There is no such thing as a process without a single thread. A "plain process" is just a process with a single thread.
Probably yes. This is determined by the OS scheduler. Note that there are API's and tools (numactl) that one can use to force some thread(s) to run on a specific CPU core.
Assuming your questions are about POSIX threads, then
1a. A process that's preempted by the O/S will have all its threads preempted.
1b. The O/S will suspend all the threads of a process that is sent a SIGSTOP.
The O/S will resume all thread of a suspended process that is sent a SIGCONT.
By default, a SIGINT will terminate all the threads in a process.
If a thread calls fork(), then all its threads are duplicated. If it then call one of the exec() functions, then all the duplicated threads disappear.
POSIX allows for user-selection of the thread scheduling algorithm.

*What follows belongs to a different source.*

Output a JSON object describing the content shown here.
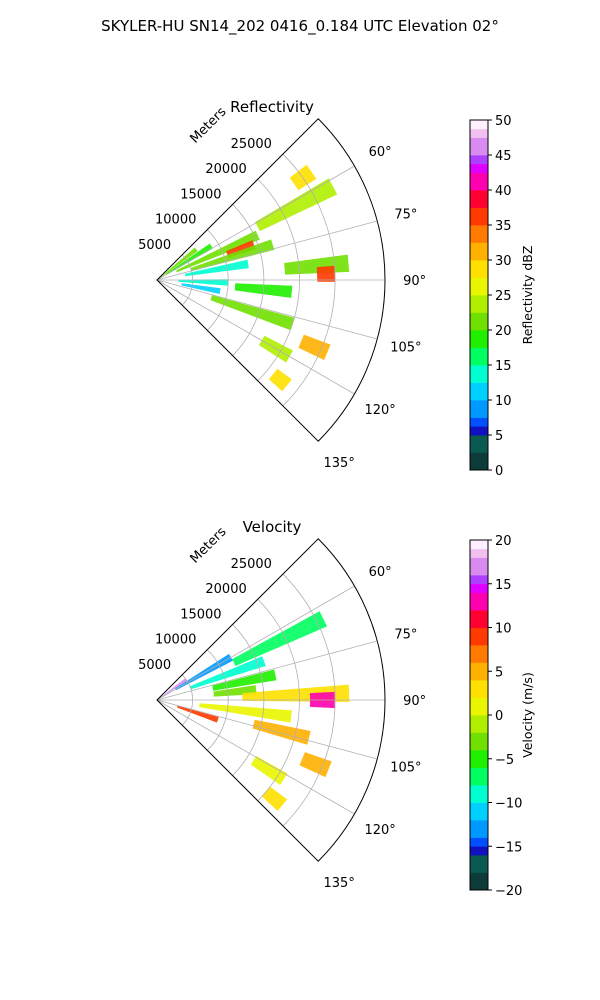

I don't understand the question.
I don't understand the question.
How threads are mapped to CPU-s is implementation-dependent. Many implementations will try to distribute threads amongst the available CPU-s to improve performance.
The Linux kernel doesn't distinguish between threads and processes. As far as kernel is concerned, a thread is simply another process which happens to share address space with other processes. (You would call the set of "processes" (i.e. threads) which share a single address space a "process".)
So POSIX threads are scheduled exactly as full-blown processes would be. There is no difference in scheduling whether you have one process with five threads, or five separate processes.
There are kernel calls that provide fine grained control over what is shared between processes. The POSIX threads API wraps over them.